Traditional Lao dancing looks like a cross between Western line dancing, folk dancing and sometimes a slow salsa except that the hips don’t move much. In fact nothing moves much. Very Asian. Little feeling showing up in their bodies…but they are having great fun. We try it…stepping all over ourselves. Then suddenly…old fashioned DJ techno starts up and we are all on the floor…the Laos not changing their moves much. They are very sweet and refreshing…feels like a middle school prom in the States. I suspect that in years to come this will change.

We walk slowly all the way back on the dark road to our guesthouses…sharing travel experiences and insights.
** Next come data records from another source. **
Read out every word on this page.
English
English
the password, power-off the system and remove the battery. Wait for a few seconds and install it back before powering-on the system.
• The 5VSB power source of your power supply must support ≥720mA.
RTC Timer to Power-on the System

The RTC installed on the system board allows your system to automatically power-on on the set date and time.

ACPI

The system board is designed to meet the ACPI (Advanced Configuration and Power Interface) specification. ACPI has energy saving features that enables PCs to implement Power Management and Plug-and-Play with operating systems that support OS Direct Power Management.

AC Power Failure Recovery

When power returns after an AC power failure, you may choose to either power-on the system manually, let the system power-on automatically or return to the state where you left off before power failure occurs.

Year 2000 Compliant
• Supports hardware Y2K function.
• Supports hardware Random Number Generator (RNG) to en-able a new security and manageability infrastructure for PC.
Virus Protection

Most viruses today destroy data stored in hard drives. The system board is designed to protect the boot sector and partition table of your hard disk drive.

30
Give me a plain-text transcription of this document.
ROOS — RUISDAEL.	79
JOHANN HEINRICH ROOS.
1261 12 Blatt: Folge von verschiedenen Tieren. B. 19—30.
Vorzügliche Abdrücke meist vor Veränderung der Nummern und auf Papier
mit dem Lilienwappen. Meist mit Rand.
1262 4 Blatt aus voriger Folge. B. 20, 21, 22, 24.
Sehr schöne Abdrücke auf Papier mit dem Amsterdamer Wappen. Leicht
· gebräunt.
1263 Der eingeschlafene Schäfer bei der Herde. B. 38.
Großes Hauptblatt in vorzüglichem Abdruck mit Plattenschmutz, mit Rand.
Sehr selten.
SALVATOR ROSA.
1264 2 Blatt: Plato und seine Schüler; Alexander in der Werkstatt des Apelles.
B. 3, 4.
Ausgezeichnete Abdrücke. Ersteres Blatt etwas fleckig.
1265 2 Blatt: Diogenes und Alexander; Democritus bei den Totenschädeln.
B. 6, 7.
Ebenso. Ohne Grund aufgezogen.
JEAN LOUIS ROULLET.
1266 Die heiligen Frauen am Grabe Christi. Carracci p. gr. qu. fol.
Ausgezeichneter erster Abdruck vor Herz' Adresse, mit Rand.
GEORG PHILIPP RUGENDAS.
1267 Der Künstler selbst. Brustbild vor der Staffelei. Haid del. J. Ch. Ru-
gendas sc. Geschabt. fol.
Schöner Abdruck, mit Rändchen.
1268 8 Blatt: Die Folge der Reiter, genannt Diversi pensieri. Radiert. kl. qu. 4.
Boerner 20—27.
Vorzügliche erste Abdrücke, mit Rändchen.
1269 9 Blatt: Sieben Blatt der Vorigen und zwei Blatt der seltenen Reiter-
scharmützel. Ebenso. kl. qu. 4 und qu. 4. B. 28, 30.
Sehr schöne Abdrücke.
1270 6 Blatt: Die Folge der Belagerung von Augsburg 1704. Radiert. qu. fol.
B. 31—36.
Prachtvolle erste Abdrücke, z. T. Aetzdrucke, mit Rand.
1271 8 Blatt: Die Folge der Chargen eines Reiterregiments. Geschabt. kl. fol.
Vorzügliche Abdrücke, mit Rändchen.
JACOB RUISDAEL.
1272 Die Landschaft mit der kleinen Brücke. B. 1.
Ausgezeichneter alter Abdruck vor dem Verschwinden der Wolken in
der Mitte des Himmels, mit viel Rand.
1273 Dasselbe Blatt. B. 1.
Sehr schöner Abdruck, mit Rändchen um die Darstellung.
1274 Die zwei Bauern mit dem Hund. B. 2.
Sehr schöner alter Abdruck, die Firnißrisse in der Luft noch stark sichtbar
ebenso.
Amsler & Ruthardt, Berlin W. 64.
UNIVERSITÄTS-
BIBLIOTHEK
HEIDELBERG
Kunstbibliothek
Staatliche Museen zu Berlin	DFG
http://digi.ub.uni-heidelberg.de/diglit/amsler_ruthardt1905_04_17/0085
The others walk me to my guesthouse first…I protest but I guess they are deferring to my age. Good grief! It is only 11:30pm and the metal gates to my guesthouse are closed. Oh F___k! This happened to me one time in Hanoi and I had to go find another guesthouse for the night. Look, the gates aren’t locked one of my friends says! Thank goodness…I pick up my key…the last one left in the bowl on the table in the darkened entry. After a CNN/BBC check on the Thai election results I fall into bed. When traveling in Asia, after fighting heat and humidity and noise, I am usually finished by eight pm. This morning my knee hurts. I am afraid we might have made a spectacle of ourselves last night.